Verso oriente, lo sguardo si perde abbracciando il monte Subasio e la città di Assisi… C’è di più, continuiamo così il nostro racconto: la roverella, con altre specie vegetali tra cui ricordiamo a memoria aceri, sambuchi, biancospini, rovi ecc., è parte di una vegetazione residuale che qui si compone per formare, praticamente, una lunga siepe; un elemento che oggi caratterizza questo paesaggio, ma che un tempo connotava tanta parte della nostra pianura (e delle nostre colline), laddove, ad esempio, per effetto dell’azione dell’uomo, per delimitare un’area coltivata o una strada, la continuazione dei boschi si allungava nello spazio – e nel tempo – sino ad assumere l’aspetto di una barriera naturale. La segnalazione di Angelo, e quindi questa scheda, diventa allora per noi l’occasione per parlare delle siepi, degli alberi e degli arbusti misti che le compongono, e della grande importanza che questi elementi del paesaggio rivestono per la biodiversità (come abbiamo sottolineato anche in uno dei poster di ‘MostrAmbiente’, del progetto ‘TreviAmbiente’, che di seguito richiamiamo nei contenuti).
Curiosità botaniche
Esplorare la vita che si sviluppa negli intrecci naturali delle siepi offre sempre spunti di grande interesse naturalistico; al limitare dei coltivi è facile osservare tanti uccelli pascere tranquilli, eppure sempre in allerta e pronti a involarsi alle prime avvisaglie di pericolo per rifugiarsi nel fitto intrico dei filari arbustivi, ove spesso costruiscono il loro nido come i merli. Le siepi offrono riparo a tante specie di insetti e aracnidi. Tra i rami è interessante scoprire tele di ragno e rilevare la presenza dei costruttori di tanta meraviglia come l’argiope, di cui riconosceremo facilmente la femmina per il caratteristico dorso giallo con ondulate striature orizzontali nere. Tra le fronde, e pronti a nascondervisi, godranno dei primi raggi di sole vari rettili tra cui il biacco, il saettone, le timide lucertole e gli smeraldini ramarri. Nell’intricato svilupparsi dei rami fogliosi del sambuco amano costruire il proprio nido i moscardini. Dei frutti del biancospino sono golosi topini selvatici, moscardini, lepri, faine e tassi. Delle foglie dell’acero campestre sono ghiotti i maggiolini. L’averla piccola utilizza le false spine del prugnolo per infilzarvi le prede quando ne cattura più del necessario, così da costituire delle dispense per i momenti meno propizi. Sulle ombrellifere, come la carota selvatica potremo osservare il grafosoma dalla inconfondibile livrea rossa a fasce longitudinali nere. E così via…

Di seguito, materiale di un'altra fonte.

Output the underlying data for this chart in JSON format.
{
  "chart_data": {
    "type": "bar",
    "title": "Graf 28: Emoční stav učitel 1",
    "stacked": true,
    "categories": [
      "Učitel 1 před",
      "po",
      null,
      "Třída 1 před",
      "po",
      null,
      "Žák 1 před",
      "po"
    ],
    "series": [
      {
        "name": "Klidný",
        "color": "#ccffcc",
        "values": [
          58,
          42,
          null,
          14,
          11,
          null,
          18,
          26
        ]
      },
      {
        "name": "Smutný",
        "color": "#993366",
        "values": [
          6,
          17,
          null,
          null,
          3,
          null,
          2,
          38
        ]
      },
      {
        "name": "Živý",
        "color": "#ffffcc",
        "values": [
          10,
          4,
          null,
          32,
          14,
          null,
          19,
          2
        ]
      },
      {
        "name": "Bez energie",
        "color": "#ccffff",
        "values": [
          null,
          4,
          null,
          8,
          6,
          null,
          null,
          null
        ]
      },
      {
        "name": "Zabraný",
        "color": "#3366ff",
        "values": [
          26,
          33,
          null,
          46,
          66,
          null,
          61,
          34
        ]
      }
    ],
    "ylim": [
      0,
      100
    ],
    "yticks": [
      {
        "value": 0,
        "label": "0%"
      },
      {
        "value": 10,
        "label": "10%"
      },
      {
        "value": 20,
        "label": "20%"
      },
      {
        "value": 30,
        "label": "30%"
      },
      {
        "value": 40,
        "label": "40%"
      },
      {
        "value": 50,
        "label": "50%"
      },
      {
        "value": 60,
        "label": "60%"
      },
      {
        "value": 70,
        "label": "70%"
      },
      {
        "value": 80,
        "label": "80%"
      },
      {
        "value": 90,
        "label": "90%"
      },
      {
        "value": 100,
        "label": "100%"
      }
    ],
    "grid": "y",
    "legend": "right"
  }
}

Le siepi meriterebbero certamente più attenzione e sopratutto una maggiore capacità di conservazione da parte dell’uomo che dovrebbe apprezzarne anche l’efficace ruolo svolto nella conservazione del suolo, contro smottamenti e ruscellamenti superficiali.
Siepi, fossi naturali, boschetti e le piccole, residuali, zone umide, ancora presenti in vari luoghi del nostro territorio, sanno certamente assicurare un’importante stabilità idrogeologica. La costante presenza di vegetazione arborea, arbustiva ed erbacea, che li caratterizza tutto l’anno, garantisce, infatti, un presidio maggiore di quanto non possano realizzare i coltivi, che dal raccolto alla semina successiva restano privi di qualsiasi difesa naturale.